I arched a brow, and she flushed. “You know what I mean, perv.”

She was a vision, hair spread out across my pillow, bow-shaped lips opening in a yawn. She tucked both her hands beneath her head and exhaled deeply.

I could watch her forever. The realization startled and disturbed me.

“Are you going to hover there all night?” Sophia asked sleepily. “My brain is trying to get me to haul ass back to my room, and I’m just too tired.”

I reached for my wrist bands, but a small hand stopped my movements. I glanced back. Sophia shook her head. “Don’t wear them. There’s nothing left to hide.”

I hesitated, but she was right. I’d laid myself bare for this girl.
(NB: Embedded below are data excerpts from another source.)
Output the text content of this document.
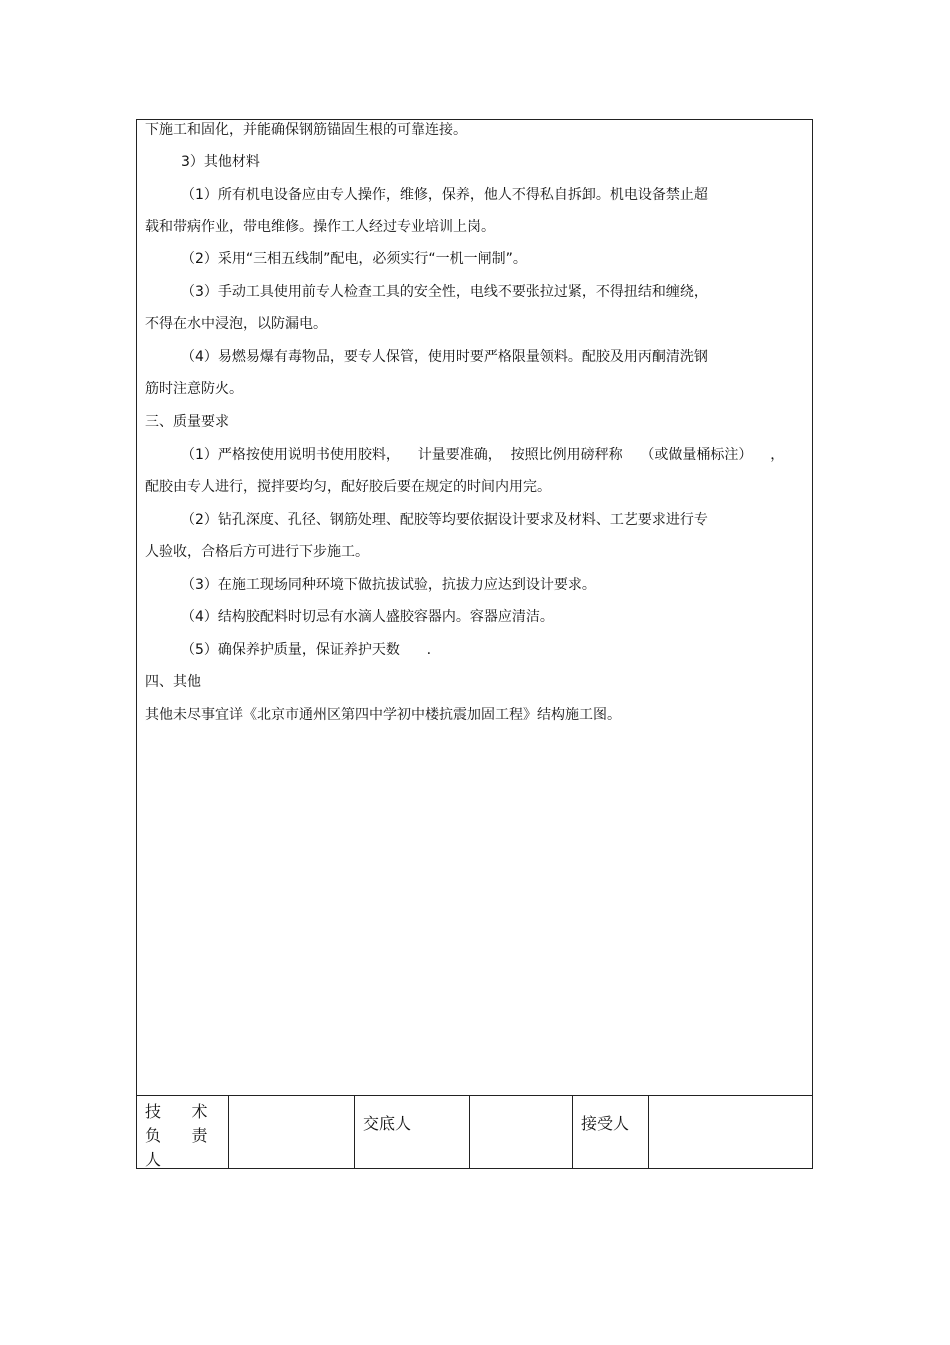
下施工和固化，并能确保钢筋锚固生根的可靠连接。
3）其他材料
（1）所有机电设备应由专人操作，维修，保养，他人不得私自拆卸。机电设备禁止超
载和带病作业，带电维修。操作工人经过专业培训上岗。
（2）采用“三相五线制”配电，必须实行“一机一闸制”。
（3）手动工具使用前专人检查工具的安全性，电线不要张拉过紧，不得扭结和缠绕，
不得在水中浸泡，以防漏电。
（4）易燃易爆有毒物品，要专人保管，使用时要严格限量领料。配胶及用丙酮清洗钢
筋时注意防火。
三、质量要求
（1）严格按使用说明书使用胶料，    计量要准确，  按照比例用磅秤称    （或做量桶标注）    ，
配胶由专人进行，搅拌要均匀，配好胶后要在规定的时间内用完。
（2）钻孔深度、孔径、钢筋处理、配胶等均要依据设计要求及材料、工艺要求进行专
人验收，合格后方可进行下步施工。
（3）在施工现场同种环境下做抗拔试验，抗拔力应达到设计要求。
（4）结构胶配料时切忌有水滴人盛胶容器内。容器应清洁。
（5）确保养护质量，保证养护天数      .
四、其他
其他未尽事宜详《北京市通州区第四中学初中楼抗震加固工程》结构施工图。
技      术
负      责
人
交底人	接受人
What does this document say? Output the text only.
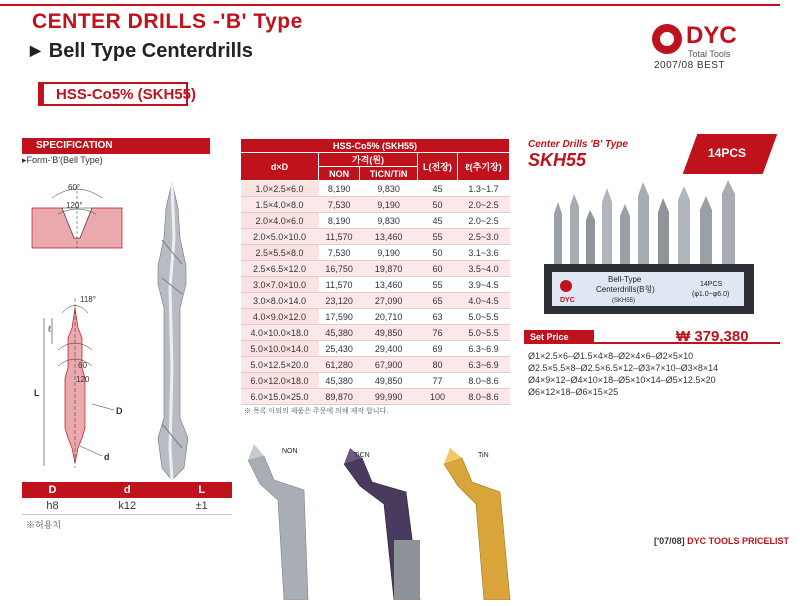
CENTER DRILLS -'B' Type
▶ Bell Type Centerdrills
HSS-Co5% (SKH55)
DYC
Total Tools
2007/08 BEST
SPECIFICATION
▸Form-'B'(Bell Type)
60°
120°
118°
60
120
ℓ
L
D
d
D	d	L
h8	k12	±1
※허용치
HSS-Co5% (SKH55)				
d×D	가격(원)		L(전장)	ℓ(추기장)
	NON	TiCN/TiN		
1.0×2.5×6.0	8,190	9,830	45	1.3~1.7
1.5×4.0×8.0	7,530	9,190	50	2.0~2.5
2.0×4.0×6.0	8,190	9,830	45	2.0~2.5
2.0×5.0×10.0	11,570	13,460	55	2.5~3.0
2.5×5.5×8.0	7,530	9,190	50	3.1~3.6
2.5×6.5×12.0	16,750	19,870	60	3.5~4.0
3.0×7.0×10.0	11,570	13,460	55	3.9~4.5
3.0×8.0×14.0	23,120	27,090	65	4.0~4.5
4.0×9.0×12.0	17,590	20,710	63	5.0~5.5
4.0×10.0×18.0	45,380	49,850	76	5.0~5.5
5.0×10.0×14.0	25,430	29,400	69	6.3~6.9
5.0×12.5×20.0	61,280	67,900	80	6.3~6.9
6.0×12.0×18.0	45,380	49,850	77	8.0~8.6
6.0×15.0×25.0	89,870	99,990	100	8.0~8.6
※ 목록 이외의 제품은 주문에 의해 제작 합니다.
Center Drills 'B' Type
SKH55	14PCS
DYC
Bell-Type
Centerdrills(B형)
(SKH55)
14PCS
(φ1.0~φ6.0)
Set Price	₩ 379,380
Ø1×2.5×6–Ø1.5×4×8–Ø2×4×6–Ø2×5×10
Ø2.5×5.5×8–Ø2.5×6.5×12–Ø3×7×10–Ø3×8×14
Ø4×9×12–Ø4×10×18–Ø5×10×14–Ø5×12.5×20
Ø6×12×18–Ø6×15×25
NON
TiCN	TiN
['07/08] DYC TOOLS PRICELIST
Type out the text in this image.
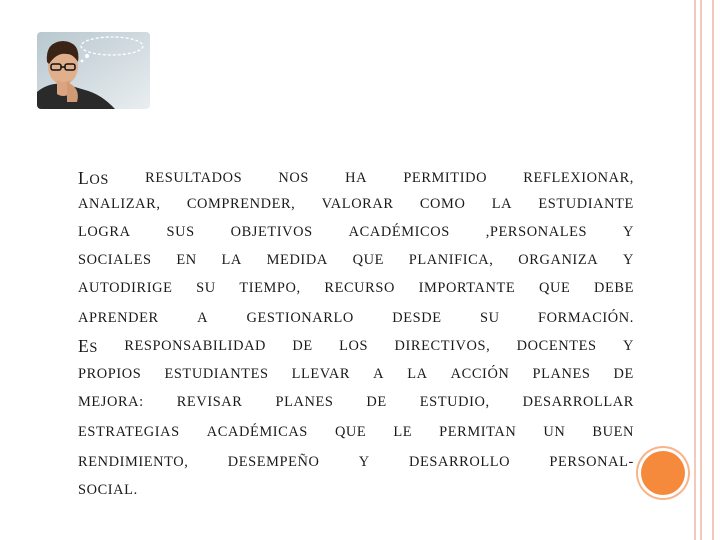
LOS	RESULTADOS	NOS	HA	PERMITIDO	REFLEXIONAR,
ANALIZAR, COMPRENDER, VALORAR COMO LA ESTUDIANTE
LOGRA SUS OBJETIVOS ACADÉMICOS ,PERSONALES Y
SOCIALES EN LA MEDIDA QUE PLANIFICA, ORGANIZA Y
AUTODIRIGE SU TIEMPO, RECURSO IMPORTANTE QUE DEBE
APRENDER	A	GESTIONARLO	DESDE	SU	FORMACIÓN.
ES RESPONSABILIDAD DE LOS DIRECTIVOS, DOCENTES Y
PROPIOS ESTUDIANTES LLEVAR A LA ACCIÓN PLANES DE
MEJORA: REVISAR PLANES DE ESTUDIO, DESARROLLAR
ESTRATEGIAS ACADÉMICAS QUE LE PERMITAN UN BUEN
RENDIMIENTO,	DESEMPEÑO	Y	DESARROLLO	PERSONAL-
SOCIAL.
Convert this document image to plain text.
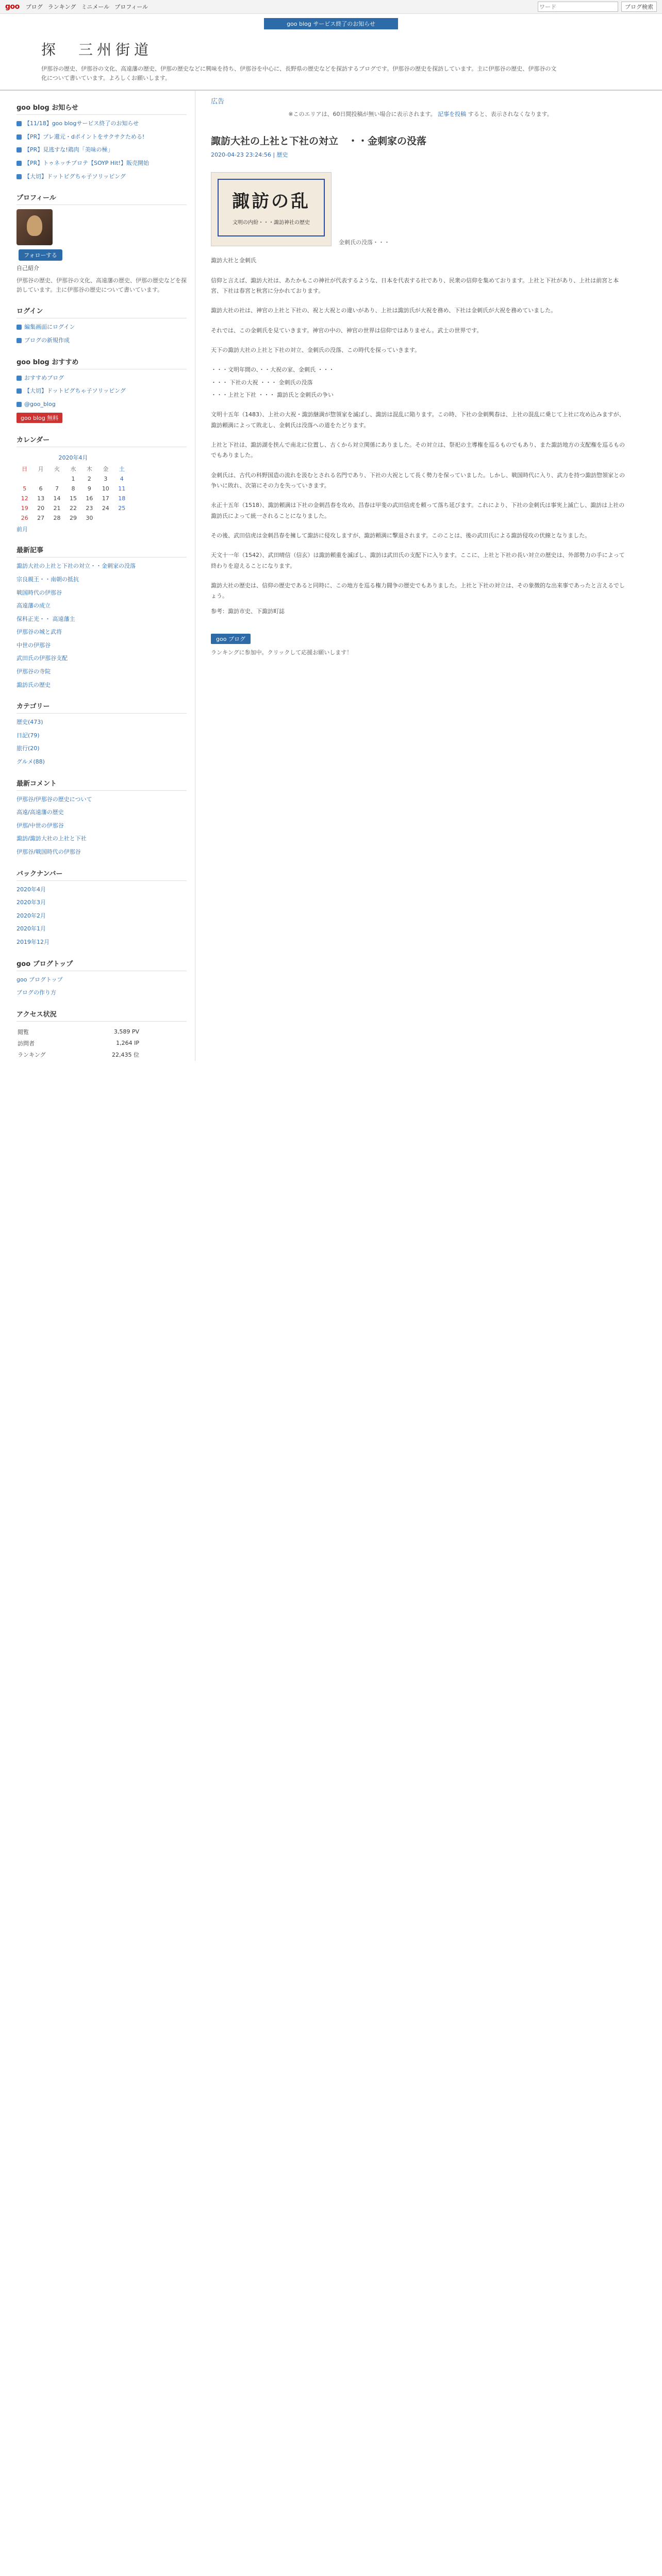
goo ブログ ランキング ミニメール プロフィール
ワード	ブログ検索
goo blog サービス終了のお知らせ
探　三州街道
伊那谷の歴史、伊那谷の文化、高遠藩の歴史、伊那の歴史などに興味を持ち、伊那谷を中心に、長野県の歴史などを探訪するブログです。伊那谷の歴史を探訪しています。主に伊那谷の歴史、伊那谷の文化について書いています。よろしくお願いします。
goo blog お知らせ
【11/18】goo blogサービス終了のお知らせ
【PR】プレ還元・dポイントをサクサクためる!
【PR】見逃すな!鶏肉「美味の極」
【PR】トゥネッチプロテ【SOYP Hit!】販売開始
【大切】ドットピグちゃ子ソリッピング
プロフィール
フォローする
自己紹介
伊那谷の歴史、伊那谷の文化、高遠藩の歴史、伊那の歴史などを探訪しています。主に伊那谷の歴史について書いています。
ログイン
編集画面にログイン
ブログの新規作成
goo blog おすすめ
おすすめブログ
【大切】ドットピグちゃ子ソリッピング
@goo_blog
goo blog 無料
カレンダー
2020年4月
日	月	火	水	木	金	土
			1	2	3	4
5	6	7	8	9	10	11
12	13	14	15	16	17	18
19	20	21	22	23	24	25
26	27	28	29	30		
前月
最新記事
諏訪大社の上社と下社の対立・・金刺家の没落
宗良親王・・南朝の抵抗
戦国時代の伊那谷
高遠藩の成立
保科正光・・ 高遠藩主
伊那谷の城と武将
中世の伊那谷
武田氏の伊那谷支配
伊那谷の寺院
諏訪氏の歴史
カテゴリー
歴史(473)
日記(79)
旅行(20)
グルメ(88)
最新コメント
伊那谷/伊那谷の歴史について
高遠/高遠藩の歴史
伊那/中世の伊那谷
諏訪/諏訪大社の上社と下社
伊那谷/戦国時代の伊那谷
バックナンバー
2020年4月
2020年3月
2020年2月
2020年1月
2019年12月
goo ブログトップ
goo ブログトップ
ブログの作り方
アクセス状況
閲覧	3,589 PV
訪問者	1,264 IP
ランキング	22,435 位
広告
※このエリアは、60日間投稿が無い場合に表示されます。 記事を投稿 すると、表示されなくなります。
諏訪大社の上社と下社の対立　・・金刺家の没落
2020-04-23 23:24:56 | 歴史
諏訪の乱
文明の内紛・・・諏訪神社の歴史
金刺氏の没落・・・
諏訪大社と金刺氏
信仰と言えば、諏訪大社は、あたかもこの神社が代表するような、日本を代表する社であり、民衆の信仰を集めております。上社と下社があり、上社は前宮と本宮、下社は春宮と秋宮に分かれております。
諏訪大社の社は、神官の上社と下社の、祝と大祝との違いがあり、上社は諏訪氏が大祝を務め、下社は金刺氏が大祝を務めていました。
それでは、この金刺氏を見ていきます。神官の中の、神官の世界は信仰ではありません。武士の世界です。
天下の諏訪大社の上社と下社の対立、金刺氏の没落、この時代を探っていきます。
・・・文明年間の、・・大祝の家、金刺氏 ・・・
・・・ 下社の大祝 ・・・ 金刺氏の没落
・・・上社と下社 ・・・ 諏訪氏と金刺氏の争い
文明十五年（1483）、上社の大祝・諏訪継満が惣領家を滅ぼし、諏訪は混乱に陥ります。この時、下社の金刺興春は、上社の混乱に乗じて上社に攻め込みますが、諏訪頼満によって敗北し、金刺氏は没落への道をたどります。
上社と下社は、諏訪湖を挟んで南北に位置し、古くから対立関係にありました。その対立は、祭祀の主導権を巡るものでもあり、また諏訪地方の支配権を巡るものでもありました。
金刺氏は、古代の科野国造の流れを汲むとされる名門であり、下社の大祝として長く勢力を保っていました。しかし、戦国時代に入り、武力を持つ諏訪惣領家との争いに敗れ、次第にその力を失っていきます。
永正十五年（1518）、諏訪頼満は下社の金刺昌春を攻め、昌春は甲斐の武田信虎を頼って落ち延びます。これにより、下社の金刺氏は事実上滅亡し、諏訪は上社の諏訪氏によって統一されることになりました。
その後、武田信虎は金刺昌春を擁して諏訪に侵攻しますが、諏訪頼満に撃退されます。このことは、後の武田氏による諏訪侵攻の伏線となりました。
天文十一年（1542）、武田晴信（信玄）は諏訪頼重を滅ぼし、諏訪は武田氏の支配下に入ります。ここに、上社と下社の長い対立の歴史は、外部勢力の手によって終わりを迎えることになります。
諏訪大社の歴史は、信仰の歴史であると同時に、この地方を巡る権力闘争の歴史でもありました。上社と下社の対立は、その象徴的な出来事であったと言えるでしょう。
参考：諏訪市史、下諏訪町誌
goo ブログ
ランキングに参加中。クリックして応援お願いします！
Sophia gestured at the bed again, and this time I obeyed, lying on my side, mirroring her position with my hands tucked beneath my head. Sophia yawned again and burrowed deeper into my pillow. While she settled, I made a mental note to text Jesse that Sophia was spending the night before her roommate went ape-shit.

“Thank you for trusting me, Landon,” Sophia murmured, eyes drifting shut.

I lifted a tendril of her hair and smoothed it back, not quite believing the night’s events could turn out so spectacularly. I waited until her breathing slowed and her muscles relaxed before I answered.

“I can’t seem to help it, bumblebee.”